I hope this hasn't been asked elsewhere here, but I'm stuck on Question 12 of the 2014 practice Exam. The question is:

A risk manager is examining a Hong Kong trader's profit and loss record for the last week, as shown in the table below:

Trading Day | Profit/Loss (HKD million)
Monday..... | 10
Tuesday.....| 80
Wednesday...| 90
Thursday....| -60
Friday......| 30

The profits and losses are normally distributed with a mean of 4.5 million HKD and assume that transaction costs can be ignored. Part of the t-table is provided below:

DF| alpha=0.3 | alpha=0.2 | alpha=0.15
4 | 0.569 ....| 0.941 ....| 1.19
5 | 0.559 ....| 0.920 ....| 1.156

According to the information provided above, what is the probability that the trader will record a profit of at least 30 million HKD on the first trading day next week.

a. About 15%
b. About 20%
c. About 80%
d. About 85%

The official Answer goes like this:
Calculate the mean xbar = 30 and std. dev. of the mean s_xbar = 27.0185
Calculate a t-statistics = (30 - 4.5) / 27.0185 = 0.9438
With this value go into the t-table (4 degrees of freedom) and come up with the probability 0.2

My Problem with this is:
We know that (xbar - 4.5) / s_xbar has a t-distribution with 4 degrees of freedom. But the question asks about the distribution of the profits and losses of one trading day (next Monday), lets call that value x6. If my understanding is correct, the question asks about the value of P(x6 > 30).

The answer above seems to suggest that (x6 - 4.5) / s_xbar is also t-distributed with 4 degrees of freedom and I doubt that (because xbar und x6 have different standard deviation).
Instead I believe (x6 - 4.5) / s might be t-distributed which would result in an t-value of 0.422 and a probability of 0.34.

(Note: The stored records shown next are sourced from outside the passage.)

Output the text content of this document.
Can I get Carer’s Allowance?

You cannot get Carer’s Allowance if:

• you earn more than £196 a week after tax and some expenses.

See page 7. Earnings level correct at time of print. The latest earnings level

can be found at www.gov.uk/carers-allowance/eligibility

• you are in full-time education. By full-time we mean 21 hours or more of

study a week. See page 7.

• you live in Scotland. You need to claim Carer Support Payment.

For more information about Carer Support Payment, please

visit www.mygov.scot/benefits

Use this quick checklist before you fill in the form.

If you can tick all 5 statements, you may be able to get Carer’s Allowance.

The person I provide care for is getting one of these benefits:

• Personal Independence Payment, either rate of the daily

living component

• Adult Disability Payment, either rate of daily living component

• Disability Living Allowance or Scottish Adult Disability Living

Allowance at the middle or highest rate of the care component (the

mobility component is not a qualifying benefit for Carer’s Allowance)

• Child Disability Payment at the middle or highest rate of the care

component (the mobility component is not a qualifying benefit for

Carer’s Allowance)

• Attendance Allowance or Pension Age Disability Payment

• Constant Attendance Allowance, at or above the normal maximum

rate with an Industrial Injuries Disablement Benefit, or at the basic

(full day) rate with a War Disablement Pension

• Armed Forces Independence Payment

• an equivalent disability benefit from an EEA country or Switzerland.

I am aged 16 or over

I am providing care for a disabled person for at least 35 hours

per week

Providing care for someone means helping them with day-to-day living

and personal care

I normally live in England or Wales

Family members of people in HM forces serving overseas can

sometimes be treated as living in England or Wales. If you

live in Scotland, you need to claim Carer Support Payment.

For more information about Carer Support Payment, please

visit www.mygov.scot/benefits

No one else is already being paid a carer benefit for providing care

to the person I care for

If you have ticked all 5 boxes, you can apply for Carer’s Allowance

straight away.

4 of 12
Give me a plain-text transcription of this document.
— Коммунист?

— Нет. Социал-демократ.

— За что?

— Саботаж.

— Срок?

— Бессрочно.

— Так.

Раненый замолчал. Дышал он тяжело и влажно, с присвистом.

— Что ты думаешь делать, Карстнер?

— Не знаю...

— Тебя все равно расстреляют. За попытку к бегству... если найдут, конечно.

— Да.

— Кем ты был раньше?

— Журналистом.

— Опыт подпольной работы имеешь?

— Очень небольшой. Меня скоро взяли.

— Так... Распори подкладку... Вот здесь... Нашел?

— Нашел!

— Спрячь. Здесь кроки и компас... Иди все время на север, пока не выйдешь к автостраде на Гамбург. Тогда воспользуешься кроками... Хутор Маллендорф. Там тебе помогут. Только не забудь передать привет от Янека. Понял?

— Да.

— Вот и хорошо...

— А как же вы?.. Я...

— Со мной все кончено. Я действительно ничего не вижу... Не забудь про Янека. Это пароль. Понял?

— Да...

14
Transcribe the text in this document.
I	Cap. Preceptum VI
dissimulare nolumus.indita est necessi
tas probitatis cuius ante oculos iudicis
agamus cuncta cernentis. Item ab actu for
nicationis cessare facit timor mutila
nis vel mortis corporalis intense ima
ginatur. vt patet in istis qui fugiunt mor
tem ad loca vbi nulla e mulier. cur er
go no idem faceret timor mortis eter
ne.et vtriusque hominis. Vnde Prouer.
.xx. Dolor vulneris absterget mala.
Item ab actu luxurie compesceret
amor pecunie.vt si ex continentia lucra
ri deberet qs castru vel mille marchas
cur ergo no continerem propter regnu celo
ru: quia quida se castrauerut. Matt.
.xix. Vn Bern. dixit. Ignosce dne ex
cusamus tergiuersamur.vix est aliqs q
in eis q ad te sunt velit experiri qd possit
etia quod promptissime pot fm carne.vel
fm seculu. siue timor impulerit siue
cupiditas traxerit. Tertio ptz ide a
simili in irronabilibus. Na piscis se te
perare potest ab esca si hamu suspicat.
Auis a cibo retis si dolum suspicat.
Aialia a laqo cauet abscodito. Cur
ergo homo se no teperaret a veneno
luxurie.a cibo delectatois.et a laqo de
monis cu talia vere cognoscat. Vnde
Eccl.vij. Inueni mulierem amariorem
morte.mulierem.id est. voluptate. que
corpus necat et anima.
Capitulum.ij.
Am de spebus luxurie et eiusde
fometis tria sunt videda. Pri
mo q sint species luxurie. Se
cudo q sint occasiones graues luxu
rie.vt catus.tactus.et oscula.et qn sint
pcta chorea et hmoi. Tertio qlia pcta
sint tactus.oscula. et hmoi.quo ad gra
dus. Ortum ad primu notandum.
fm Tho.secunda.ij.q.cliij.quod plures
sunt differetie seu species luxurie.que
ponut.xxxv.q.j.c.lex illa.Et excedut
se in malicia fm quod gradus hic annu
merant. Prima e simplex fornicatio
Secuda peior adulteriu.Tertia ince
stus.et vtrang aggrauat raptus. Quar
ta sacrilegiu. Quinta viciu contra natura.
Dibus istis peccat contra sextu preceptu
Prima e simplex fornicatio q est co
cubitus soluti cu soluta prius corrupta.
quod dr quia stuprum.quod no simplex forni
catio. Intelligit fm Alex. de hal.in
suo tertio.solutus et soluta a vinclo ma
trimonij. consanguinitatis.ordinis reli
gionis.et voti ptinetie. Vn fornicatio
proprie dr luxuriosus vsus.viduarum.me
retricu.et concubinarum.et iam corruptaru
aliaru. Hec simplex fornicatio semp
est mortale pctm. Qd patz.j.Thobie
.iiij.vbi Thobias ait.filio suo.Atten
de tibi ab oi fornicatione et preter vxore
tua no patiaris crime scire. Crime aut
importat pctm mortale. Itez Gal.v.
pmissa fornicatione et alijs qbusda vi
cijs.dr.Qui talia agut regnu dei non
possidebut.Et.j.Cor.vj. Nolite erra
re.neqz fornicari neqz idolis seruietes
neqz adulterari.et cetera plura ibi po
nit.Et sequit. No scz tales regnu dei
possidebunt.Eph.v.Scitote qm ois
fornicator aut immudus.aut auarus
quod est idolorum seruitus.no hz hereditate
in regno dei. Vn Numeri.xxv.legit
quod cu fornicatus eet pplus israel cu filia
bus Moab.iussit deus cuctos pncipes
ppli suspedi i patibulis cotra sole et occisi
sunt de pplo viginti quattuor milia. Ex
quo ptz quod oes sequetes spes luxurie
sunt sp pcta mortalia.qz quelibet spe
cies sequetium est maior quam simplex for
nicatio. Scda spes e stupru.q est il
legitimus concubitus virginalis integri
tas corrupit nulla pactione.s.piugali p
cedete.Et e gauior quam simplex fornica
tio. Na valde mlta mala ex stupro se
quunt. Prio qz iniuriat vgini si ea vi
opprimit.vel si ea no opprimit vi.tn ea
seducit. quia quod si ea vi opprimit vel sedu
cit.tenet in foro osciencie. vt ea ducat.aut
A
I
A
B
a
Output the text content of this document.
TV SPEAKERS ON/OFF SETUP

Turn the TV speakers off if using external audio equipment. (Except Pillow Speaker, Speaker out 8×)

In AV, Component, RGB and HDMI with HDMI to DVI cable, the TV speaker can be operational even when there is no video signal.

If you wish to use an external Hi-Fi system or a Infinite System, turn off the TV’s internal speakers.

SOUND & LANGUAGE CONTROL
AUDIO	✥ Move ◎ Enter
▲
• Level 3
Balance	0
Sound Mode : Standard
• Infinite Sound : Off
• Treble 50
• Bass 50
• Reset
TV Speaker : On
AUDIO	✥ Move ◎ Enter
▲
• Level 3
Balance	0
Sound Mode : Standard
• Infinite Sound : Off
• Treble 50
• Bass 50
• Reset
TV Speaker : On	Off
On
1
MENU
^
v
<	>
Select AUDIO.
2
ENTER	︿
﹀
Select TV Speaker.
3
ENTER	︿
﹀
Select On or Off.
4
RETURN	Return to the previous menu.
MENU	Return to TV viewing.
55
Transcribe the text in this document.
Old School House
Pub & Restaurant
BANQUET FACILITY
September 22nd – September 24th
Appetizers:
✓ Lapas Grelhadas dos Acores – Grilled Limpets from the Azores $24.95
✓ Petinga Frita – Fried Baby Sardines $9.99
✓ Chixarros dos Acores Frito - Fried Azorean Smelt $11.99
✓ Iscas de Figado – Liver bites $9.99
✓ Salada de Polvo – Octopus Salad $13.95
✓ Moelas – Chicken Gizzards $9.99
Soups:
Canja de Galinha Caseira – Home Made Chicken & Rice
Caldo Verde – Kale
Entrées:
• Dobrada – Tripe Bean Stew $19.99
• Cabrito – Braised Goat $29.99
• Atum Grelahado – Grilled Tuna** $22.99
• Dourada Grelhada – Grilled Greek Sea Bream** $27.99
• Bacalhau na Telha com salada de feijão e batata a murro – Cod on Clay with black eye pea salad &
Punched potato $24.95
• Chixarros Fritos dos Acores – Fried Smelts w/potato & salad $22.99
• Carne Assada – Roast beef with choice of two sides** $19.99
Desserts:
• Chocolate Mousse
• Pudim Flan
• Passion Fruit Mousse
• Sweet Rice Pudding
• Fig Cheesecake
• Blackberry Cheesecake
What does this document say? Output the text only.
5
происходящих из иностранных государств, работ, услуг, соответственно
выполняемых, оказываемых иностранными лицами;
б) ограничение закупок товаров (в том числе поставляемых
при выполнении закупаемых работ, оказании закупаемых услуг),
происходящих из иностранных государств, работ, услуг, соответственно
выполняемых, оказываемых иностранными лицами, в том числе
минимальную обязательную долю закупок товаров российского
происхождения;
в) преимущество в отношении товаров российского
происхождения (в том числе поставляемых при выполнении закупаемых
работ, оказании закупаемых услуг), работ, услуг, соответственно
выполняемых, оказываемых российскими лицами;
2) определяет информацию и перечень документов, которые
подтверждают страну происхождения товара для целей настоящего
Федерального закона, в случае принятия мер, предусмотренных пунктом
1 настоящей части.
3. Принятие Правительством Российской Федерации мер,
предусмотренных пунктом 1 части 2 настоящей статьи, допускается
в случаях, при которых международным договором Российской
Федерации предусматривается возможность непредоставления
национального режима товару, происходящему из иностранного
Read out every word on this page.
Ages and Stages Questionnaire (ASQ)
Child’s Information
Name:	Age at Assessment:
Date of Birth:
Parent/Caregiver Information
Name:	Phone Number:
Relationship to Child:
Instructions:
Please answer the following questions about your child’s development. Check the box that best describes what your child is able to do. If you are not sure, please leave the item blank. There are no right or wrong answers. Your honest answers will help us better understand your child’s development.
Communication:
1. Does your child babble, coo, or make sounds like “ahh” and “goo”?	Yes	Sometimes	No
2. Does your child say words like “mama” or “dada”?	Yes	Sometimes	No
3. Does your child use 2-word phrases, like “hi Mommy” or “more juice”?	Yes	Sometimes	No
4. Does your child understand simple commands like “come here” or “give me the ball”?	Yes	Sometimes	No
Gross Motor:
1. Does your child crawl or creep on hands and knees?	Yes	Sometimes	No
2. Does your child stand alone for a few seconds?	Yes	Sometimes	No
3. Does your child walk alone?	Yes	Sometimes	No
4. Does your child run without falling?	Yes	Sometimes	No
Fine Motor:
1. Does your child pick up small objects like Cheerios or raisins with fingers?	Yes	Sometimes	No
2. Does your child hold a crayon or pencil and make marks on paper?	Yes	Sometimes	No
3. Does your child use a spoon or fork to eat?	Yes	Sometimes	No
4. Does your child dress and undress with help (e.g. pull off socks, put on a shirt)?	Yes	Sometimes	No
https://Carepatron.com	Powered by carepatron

Maybe I'm missing something. I'm learning from the Schweser books, so something might have been left out there. Can anybody tell me where my error might be or confirm, that there is a problem with the question?

 

[David Harper CFA FRM]

Hi @ami44 I absolutely agree with you, this Q&A reads like a misunderstanding to me. I can't say it much better than you have already. It is only reasonable to assume the next trading day's profit (your x6) is independent of the prior five given. We are already told the P/L are normally distributed, therefore the probability that this single day's profit will exceed 30 is Pr[ Z > (X6 - 30)/s(population P&L)]. To my knowledge, however, we cannot infer (X6 - 30)/S(sample P&L) is t-distributed given the same reason you cite: it's not a distribution of the sample mean. If for some reason we *assumed* the sample standard deviation estimates the population standard deviation, then I would also get Pr [ Z > (30-4.5)/60.415] = 1 - NORM.S.DIST(0.422) ~= 34%

It's interesting the next day's threshold equals the current sample mean, which leads me to wonder if the question is thinking to simply query the probability that, given a population mean, the sample mean will exceed 30. This is the question explored by the answer, actually. The given explanation to the answer, in so many words, is a test of the null hypothesis that (given the) population mean of 4.5, and observed sample mean (with 4 df) in excess of 30 is 20% probable. So, it seems likely the question's intent is "given an additional trading day, which if 30 would not change the sample mean of 30, what is the probability the sample mean will exceed 30?" The answer to that depends on whether you want to realistically account for the prior fact that the five trading days have already occured ...
... if we add another day, and make an unrealistic leap back to an unconditional state (neglecting the 5 trading days have already occurred), then we could ask, given six trading days, what is the prob the sample mean exceeds 30? By my calculation that reduces the variances and produces a critical t of 1.156 which happens to be displayed in the exhibit (?!); just as Pr[X-bar > 30 | 5 df] ~= 20%, the Pr[X-bar > 30 | 6 df] ~= 15%. You can't really do this, either, just interesting .... the text of the answer suggests they confused a single observation with the properties of a sample mean. So I do agree with you!

 

[ami44]

David, thank you for confirming my suspicion.
I agree, that the sample mean and the threshold are both 30 seems somehow suspicious. It feels as if it should mean something, but than it doesn't seem to.